Personal information
- Native name: Андрій Олегович Кулик
- Full name: Andrii Olegovich Kulyk
- Nationality: Ukraine
- Born: December 18, 1998 (age 27) Kharkiv Oblast, Ukraine

Sport
- Country: Ukraine
- Sport: Amateur wrestling
- Weight class: 72 kg
- Event: Greco-Roman

Medal record
Greco-Roman wrestling
Representing Ukraine
World Championships
| Bronze medal – third place | 2022 Belgrade | 72 kg |
World Military Championships
| Silver medal – second place | 2025 Warendorf | 77 kg |
Dan Kolov & Nikola Petrov Tournament
| Bronze medal – third place | 2026 Plovdiv | 77 kg |
Grand Prix
| Silver medal – second place | 2026 Nice | 77 kg |
| Bronze medal – third place | 2022 Zagreb | 72 kg |
European U23 Championships
| Silver medal – second place | 2021 Skopje | 72 kg |
Representing All-World Team
World Cup
| Bronze medal – third place | 2022 Baku | Team |

= Andrii Kulyk =

Ukrainian Greco-Roman wrestler

Andrii Kulyk (Андрій Олегович Кулик; born 18 December 1998) is a Ukrainian wrestler. He is a bronze medallist of the World Wrestling Championships.

==Career==
Kulyk's first senior international championship was the 2020 European Championships in Rome, Italy, where he lost in his very first bout against Hungary's Róbert Fritsch.

The following year was more successful for Kulyk.
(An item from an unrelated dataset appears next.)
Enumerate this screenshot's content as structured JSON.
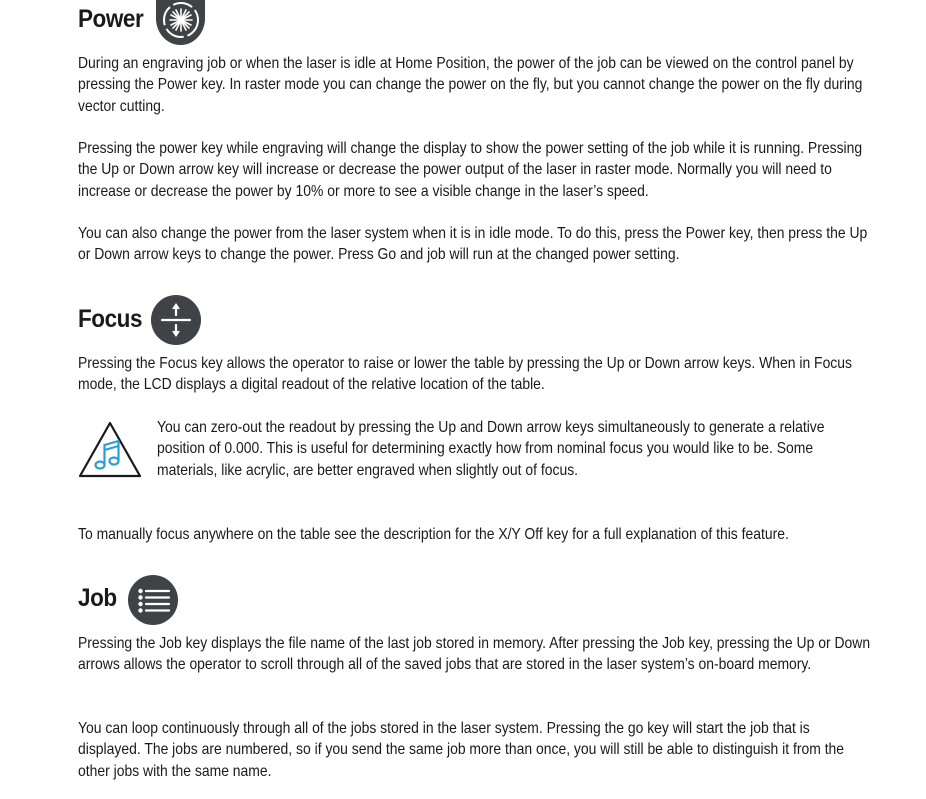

He won a silver medal at the 2021 European U23 Championship in Skopje, North Macedonia, where he lost in the final to Malkhas Amoyan from Armenia. He also participated at the 2021 U23 World Championships in Belgrade, Serbia, and managed to reach the quarterfinals (after defeating Francesco Bellino from Italy and Andrei Kavaleuski from Belarus, but losing to Shant Khachatryan from Armenia).

Kulyk participated at the 2022 World Wrestling Championships, being awarded a bronze medal in the men's Greco-Roman 72 kg event. Though he lost to the eventual World Champion Ali Arsalan representing Serbia, he first defeated Róbert Fritsch from Hungary and Kristupas Šleiva from Lithuania, and then narrowly won in the bronze medal bout against Ibrahim Ghanem from France. That season, Kulyk also won a bronze medal of the Grand Prix Zagreb Open, while his teammate and Olympic silver medallist Parviz Nasibov was victorious.